Esse impacto pode ser exemplificado quando se imagina a reação de

letrados convictos (educados, em princípio, para nunca utilizar clichês) frente à

afirmação de que os poemas homéricos foram feitos sob a base do clichê ou de

elementos muito semelhantes.

Dando continuidade ao trabalho de Parry, Havelock ratificou os

pressupostos definidos pelo primeiro, afirmando que, em uma cultura oral, o

conhecimento deve ser constantemente repetido, a fim de não se perder, em claro

caráter de fixação da idéia. Sobre tal fato, Ong diz:

Algumas dessas implicações mais amplas [baseadas na teoria de Parry]

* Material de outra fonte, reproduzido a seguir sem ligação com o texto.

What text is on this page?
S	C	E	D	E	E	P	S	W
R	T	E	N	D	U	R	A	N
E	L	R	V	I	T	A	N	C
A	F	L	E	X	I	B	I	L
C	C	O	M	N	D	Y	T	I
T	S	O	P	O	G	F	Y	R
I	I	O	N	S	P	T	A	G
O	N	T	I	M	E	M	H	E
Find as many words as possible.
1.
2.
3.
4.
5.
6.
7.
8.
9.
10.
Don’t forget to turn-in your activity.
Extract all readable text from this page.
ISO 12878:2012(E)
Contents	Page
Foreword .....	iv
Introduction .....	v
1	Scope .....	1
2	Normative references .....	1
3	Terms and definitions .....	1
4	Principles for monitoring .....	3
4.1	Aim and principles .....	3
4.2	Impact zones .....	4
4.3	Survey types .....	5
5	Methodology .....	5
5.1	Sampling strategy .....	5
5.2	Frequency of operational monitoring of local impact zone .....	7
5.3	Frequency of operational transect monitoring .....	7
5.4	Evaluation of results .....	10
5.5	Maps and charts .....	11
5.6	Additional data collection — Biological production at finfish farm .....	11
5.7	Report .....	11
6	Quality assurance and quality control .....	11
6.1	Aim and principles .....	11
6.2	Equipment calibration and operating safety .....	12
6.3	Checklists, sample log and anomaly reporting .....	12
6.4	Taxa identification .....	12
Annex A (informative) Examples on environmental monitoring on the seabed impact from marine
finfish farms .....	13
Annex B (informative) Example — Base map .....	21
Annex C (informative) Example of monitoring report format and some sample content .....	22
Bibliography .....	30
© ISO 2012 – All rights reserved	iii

tiveram de esperar pelo trabalho bastante minucioso feito posteriormente por Eric

Havelock [...]. Os gregos homéricos valorizavam os clichês porque não apenas os

poetas, mas o mundo noético oral ou o mundo do pensamento apoiava-se na

constituição formular do pensamento. Na cultura oral, o conhecimento, uma vez

adquirido, devia ser constantemente repetido ou se perderia: padrões de

pensamento fixos, formulares, eram essenciais à sabedoria e a à administração

eficiente. (Ong, 1998: 33 – grifo nosso)

Sobre a repetição de expressões, Ong deixa claro que há um caráter

estritamente oral no fenômeno, sobretudo se comparado à cultura escrita:

A menos que indique claramente o contrário, tomarei “fórmula” e “formular” aqui

como referentes, de modo inteiramente genérico, a frases ou expressões (tais como

provérbios) prontas, repetidas de modo mais ou menos exato em verso e prosa, as

quais, como veremos, realmente possuem uma função na cultura oral mais crucial e

difusa do que qualquer outra que ela possa ter em uma cultura escrita, eletrônica ou

de impressão. (1998: 35)

O certo é que a idéia central de Parry proporcionou à Academia

outras investigações, como a de Whitman que, de acordo com Ong, apresentou a Ilíada

como um poema estruturado pela tendência oral de repetir no fim de um episódio

elementos que aparecem no início do mesmo episódio.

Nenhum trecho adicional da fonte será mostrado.